GPS systems offer various levels of accuracy in locating the roller, Marcum says. If a GPS system uses a base station to correct signals sent to the receiver on-board the roller, it will be a more accurate system. Marcum says a portion of FHWA’s research is directed at determining what level of accuracy is truly needed for Intelligent Compaction. More accuracy costs more, and IC systems already cost in the area of 35 percent of the cost of a highway class roller.
Under the title of “Improving Quality Control of Hot Mix Asphalt Paving Using Intelligent Compaction Technology,” four authors submitted a paper to the Transportation Research Board in July 2011.
The paper is based on the findings of the Intelligent Compaction Pooled Fund (ICPF) project that included 16 field demonstrations in 12 participating states.
Sakai is pleased to point out that its IC roller meets FHWA criteria, says Yuki Tsukimoto, Ph.D., director of the Creative Marketing Division for Sakai America. Sakai’s main on-board IC display screen reads the exact location of the drum on the road map. As the roller moves along, an icon colors the map by passes – red means one pass, yellow is two passes, deep blue is three passes, and subsequent passes show green on the road map. Sakai’s IC display is actually a heavy-duty laptop computer driven by Windows.
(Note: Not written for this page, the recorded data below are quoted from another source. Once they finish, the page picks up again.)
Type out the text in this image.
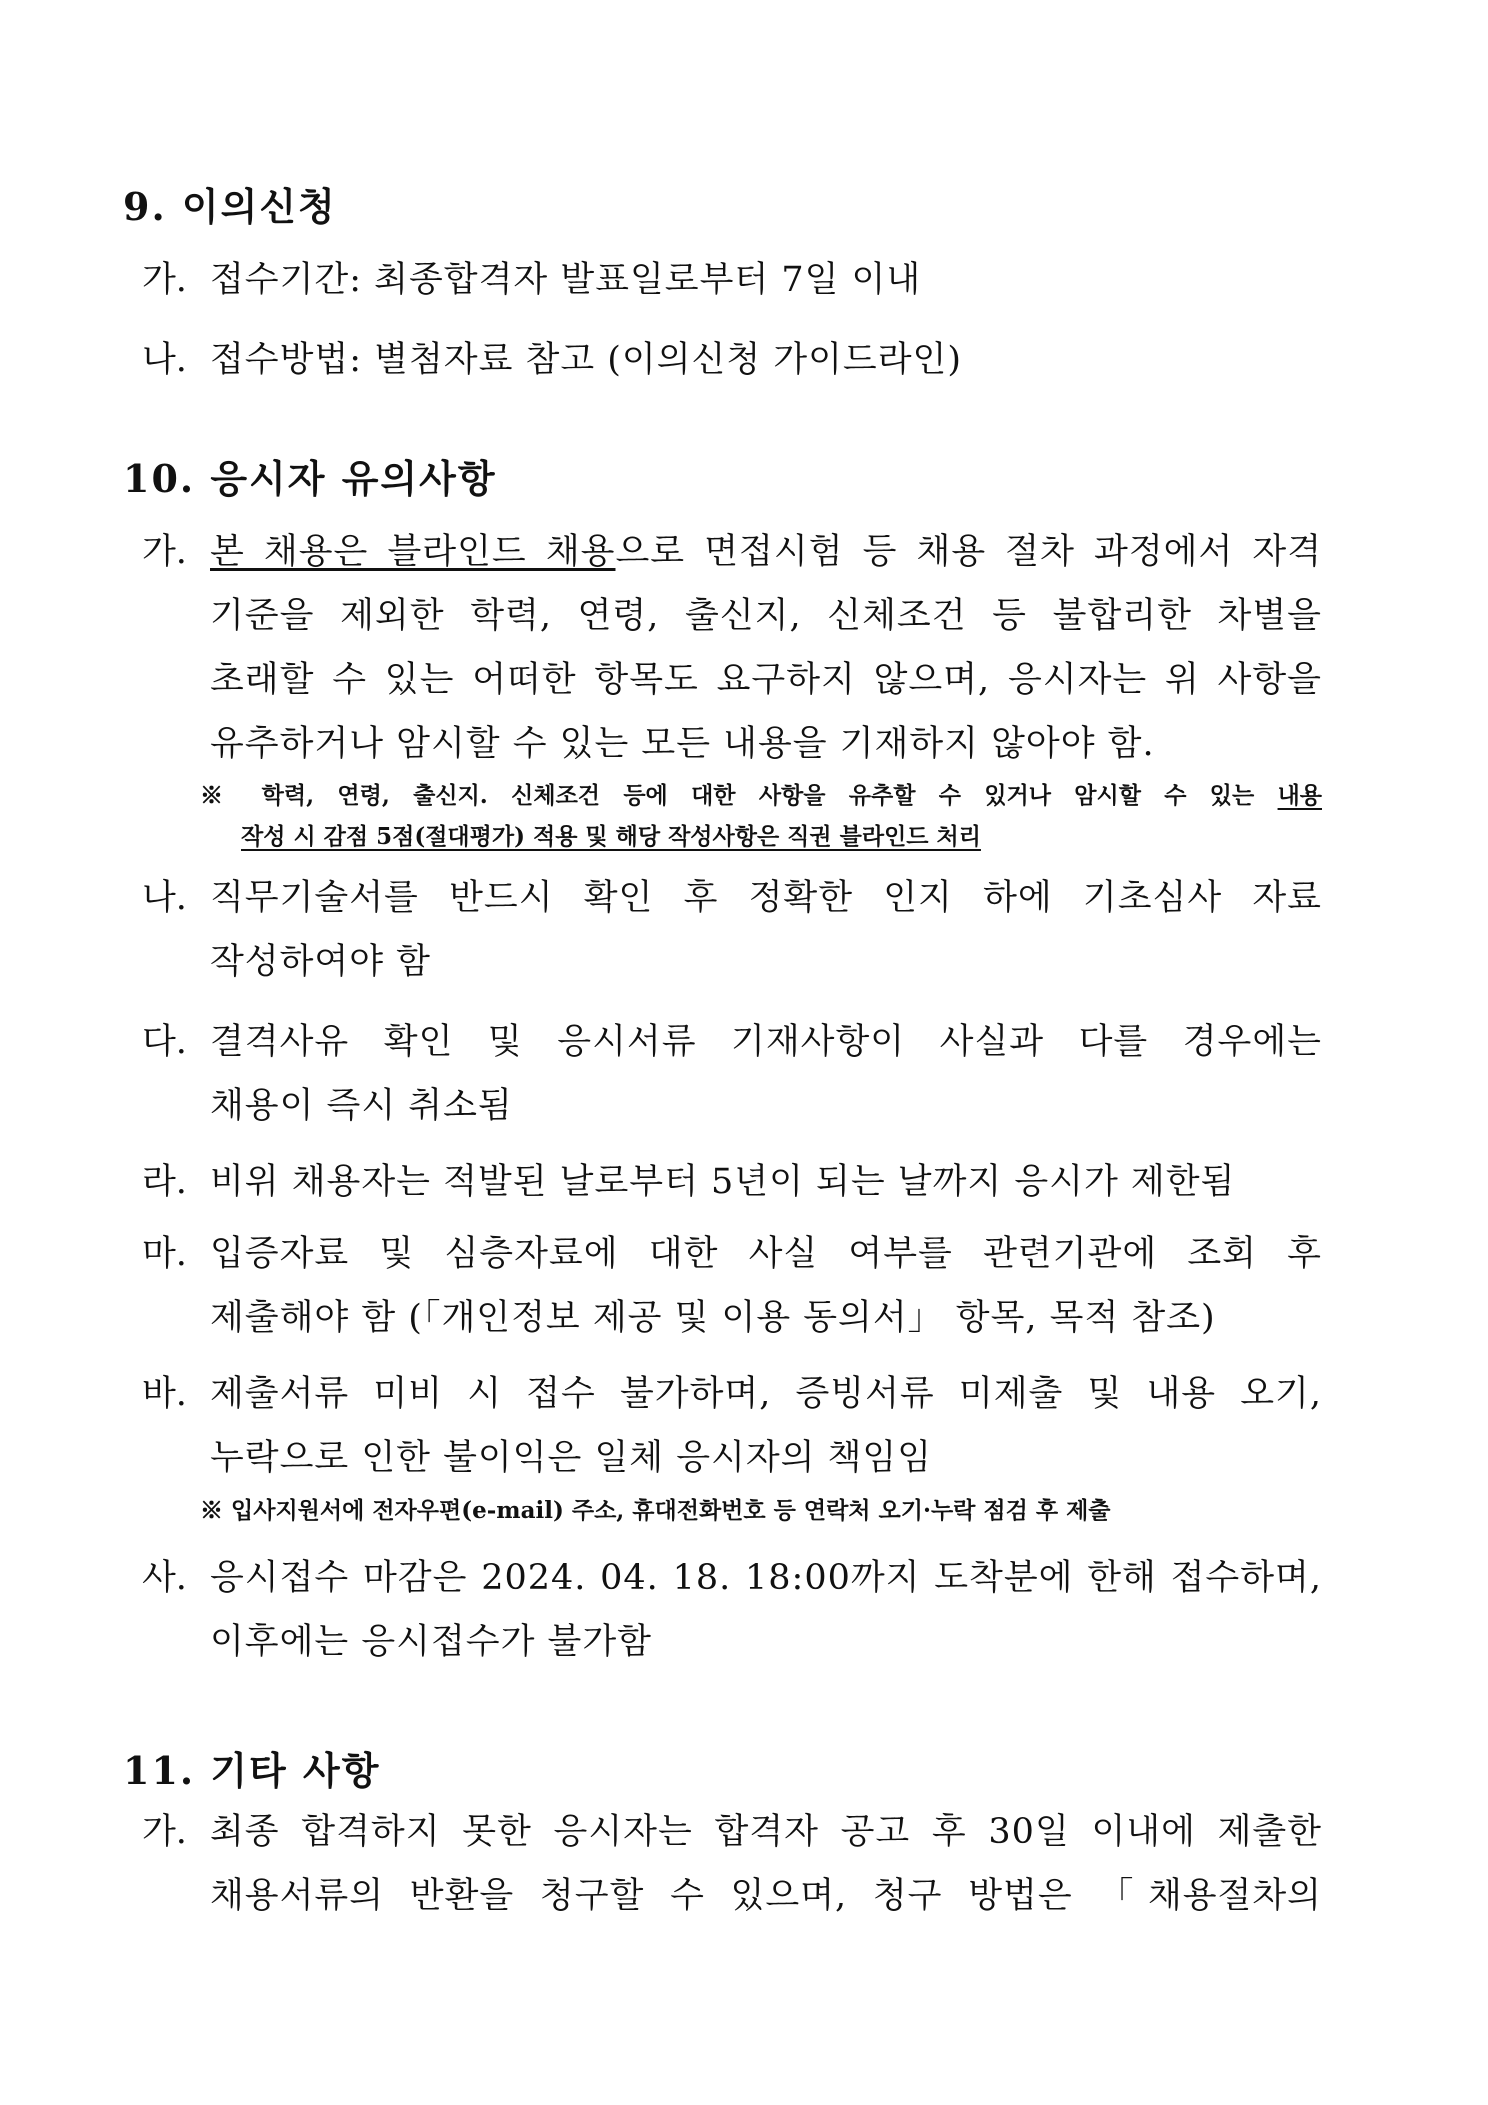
9. 이의신청
가. 접수기간: 최종합격자 발표일로부터 7일 이내
나. 접수방법: 별첨자료 참고 (이의신청 가이드라인)
10. 응시자 유의사항
가. 본 채용은 블라인드 채용으로 면접시험 등 채용 절차 과정에서 자격
기준을 제외한 학력, 연령, 출신지, 신체조건 등 불합리한 차별을
초래할 수 있는 어떠한 항목도 요구하지 않으며, 응시자는 위 사항을
유추하거나 암시할 수 있는 모든 내용을 기재하지 않아야 함.
※ 학력, 연령, 출신지. 신체조건 등에 대한 사항을 유추할 수 있거나 암시할 수 있는 내용
작성 시 감점 5점(절대평가) 적용 및 해당 작성사항은 직권 블라인드 처리
나. 직무기술서를 반드시 확인 후 정확한 인지 하에 기초심사 자료
작성하여야 함
다. 결격사유 확인 및 응시서류 기재사항이 사실과 다를 경우에는
채용이 즉시 취소됨
라. 비위 채용자는 적발된 날로부터 5년이 되는 날까지 응시가 제한됨
마. 입증자료 및 심층자료에 대한 사실 여부를 관련기관에 조회 후
제출해야 함 (「개인정보 제공 및 이용 동의서」 항목, 목적 참조)
바. 제출서류 미비 시 접수 불가하며, 증빙서류 미제출 및 내용 오기,
누락으로 인한 불이익은 일체 응시자의 책임임
※ 입사지원서에 전자우편(e-mail) 주소, 휴대전화번호 등 연락처 오기·누락 점검 후 제출
사. 응시접수 마감은 2024. 04. 18. 18:00까지 도착분에 한해 접수하며,
이후에는 응시접수가 불가함
11. 기타 사항
가. 최종 합격하지 못한 응시자는 합격자 공고 후 30일 이내에 제출한
채용서류의 반환을 청구할 수 있으며, 청구 방법은 「채용절차의
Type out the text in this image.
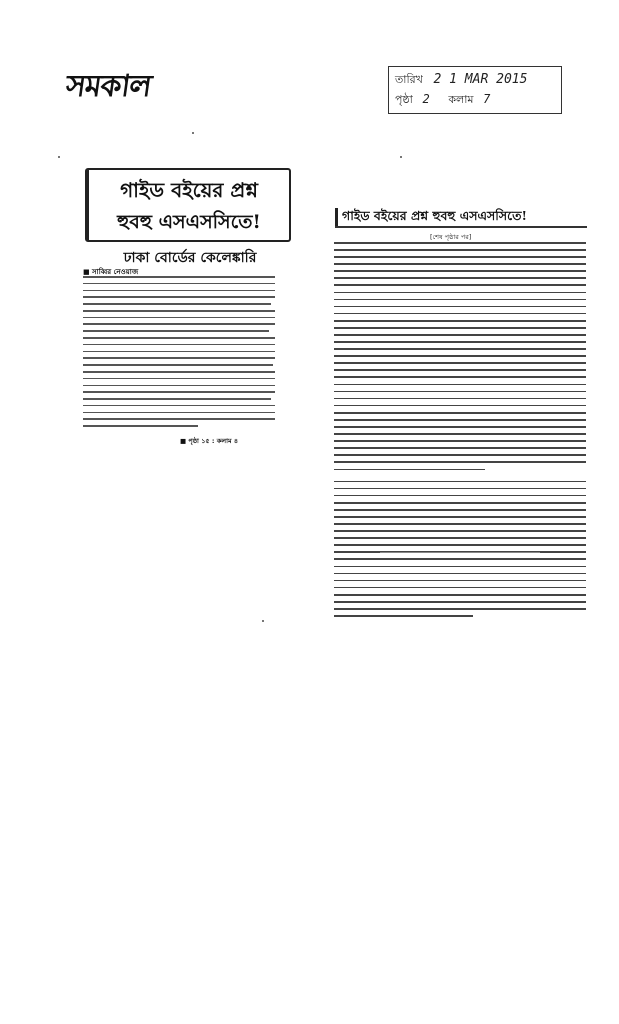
সমকাল	তারিখ 2 1 MAR 2015
পৃষ্ঠা 2 কলাম 7
গাইড বইয়ের প্রশ্ন
হুবহু এসএসসিতে!
ঢাকা বোর্ডের কেলেঙ্কারি
■ সাব্বির নেওয়াজ
■ পৃষ্ঠা ১৫ : কলাম ৪
গাইড বইয়ের প্রশ্ন হুবহু এসএসসিতে!
[শেষ পৃষ্ঠার পর]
It can provide the same operations as any laptop, such as zoom in/out and data input/export through a USB memory stick.
The system measures compaction control value that Sakai says can be correlated to density and with stiffness and with modulus of elasticity of the pavement. The screen also reads mat surface temperature as measured by an infrared temperature sensor mounted on the front of the roller frame. “If you get a cold truck-load, it will show up on the color-coded display screen,” says Tsukimoto.
“The compaction control value represents the system for 2 to 3 feet in depth,” says Tsukimoto. “It shows not only the asphalt but also the base course and the subbase. If you find a soft spot, it could be that the base is weak. One of the strengths of the CCV system is that you can see the stiffness, or the quality of the pavement, over the whole pavement. You can sample the entire roadway. This is a big difference from conventional QC/QA tests, which estimate the quality of pavement from spot tests.”
Connolly of BOMAG notes that his company’s roller also meets the FHWA criteria.
Hamm, a division of the Wirtgen group, placed its first IC system for asphalt into the field in 2010. Hamm’s system works with an accelerometer and a Trimble GPS receiver. Hamm uses an OmniStar GPS subscription to get an accurate signal. Or you can use a land-based system and base station, says Tim Kowalski, application support manager for Hamm. With OmniStar, a GPS provider based in Houston, there is no need for base stations, and the accuracy is 1 to 5 centimeters, Kowalski says.